Having run her own studio for 15 years, Goddu explains that delivering a positive service is not just about the client’s mindset. The instructor has to give off good vibes too, an approach which both Frame and SmartFit advocate. “It goes both ways. One of the reasons people come to SmartFit is the community. People get positive energy from our instructors and the other staff in the studio, which helps them feel better, even before their class.”

But how can you keep this brighter mindset after you’ve left the studio and the endorphins have worn off?  Black believes in choosing workouts based on energy level and mindset. “A HIIT class can leave you feeling exhausted if you’re already tired,” she explains. “It may give you a short-term boost immediately afterwards, but without the correct nutrition and rest, you will crash not long after. Strength training is less likely to give a burst of energy like HIIT does, but it’s more likely to deliver a prolonged feeling of positivity and empowerment. It’s great for those who want results but are already feeling a bit depleted.”
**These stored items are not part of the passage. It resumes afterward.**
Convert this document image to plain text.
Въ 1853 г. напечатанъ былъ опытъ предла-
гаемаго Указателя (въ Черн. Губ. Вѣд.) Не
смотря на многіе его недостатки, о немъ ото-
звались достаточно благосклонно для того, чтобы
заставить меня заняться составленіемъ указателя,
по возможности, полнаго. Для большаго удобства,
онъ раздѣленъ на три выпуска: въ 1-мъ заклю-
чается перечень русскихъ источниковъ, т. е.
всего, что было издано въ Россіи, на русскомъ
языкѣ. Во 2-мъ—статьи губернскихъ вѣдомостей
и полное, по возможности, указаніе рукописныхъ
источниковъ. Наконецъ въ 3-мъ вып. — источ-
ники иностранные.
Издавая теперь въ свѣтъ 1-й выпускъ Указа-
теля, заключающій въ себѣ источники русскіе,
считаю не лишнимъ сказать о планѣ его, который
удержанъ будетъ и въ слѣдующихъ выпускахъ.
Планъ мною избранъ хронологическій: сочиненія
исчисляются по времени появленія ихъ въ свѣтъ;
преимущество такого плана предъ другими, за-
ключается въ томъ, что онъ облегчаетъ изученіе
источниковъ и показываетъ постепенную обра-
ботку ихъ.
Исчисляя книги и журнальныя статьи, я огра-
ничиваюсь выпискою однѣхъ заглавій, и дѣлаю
Similarly, Goddu says your heart doesn’t have to pound to leave feeling good. “Low-impact exercise like Pilates requires a lot of focus on internal sensations and re-educates the brain in healthy movement,” she says, making it a good option for those looking to get out of their own heads and away from the pressures of everyday. Quietening the mind through pastimes such as yoga are fantastic, if you’re able to switch off. But for some of us, shifting our attention to movement, instead of our to-do list, is what we really need. Something to look forward to when the inbox starts overfilling.

So what’s the take-home message? Consider your motivation for exercise. Are you keen to physically achieve or do you want to improve mental well-being? There’s no wrong answer, and there’s nothing wrong with body-related goals but identifying your intention and how you’re feeling on the day will help you to choose the best workout for you in that moment and that might be just what you need to get more out of every session and actually stick to a routine without it feeling forced.

As Black so perfectly puts it, “Think about a healthy and balanced lifestyle that includes not just exercise but nutrition, sleep and fun, and most importantly, find a type of movement that you love.”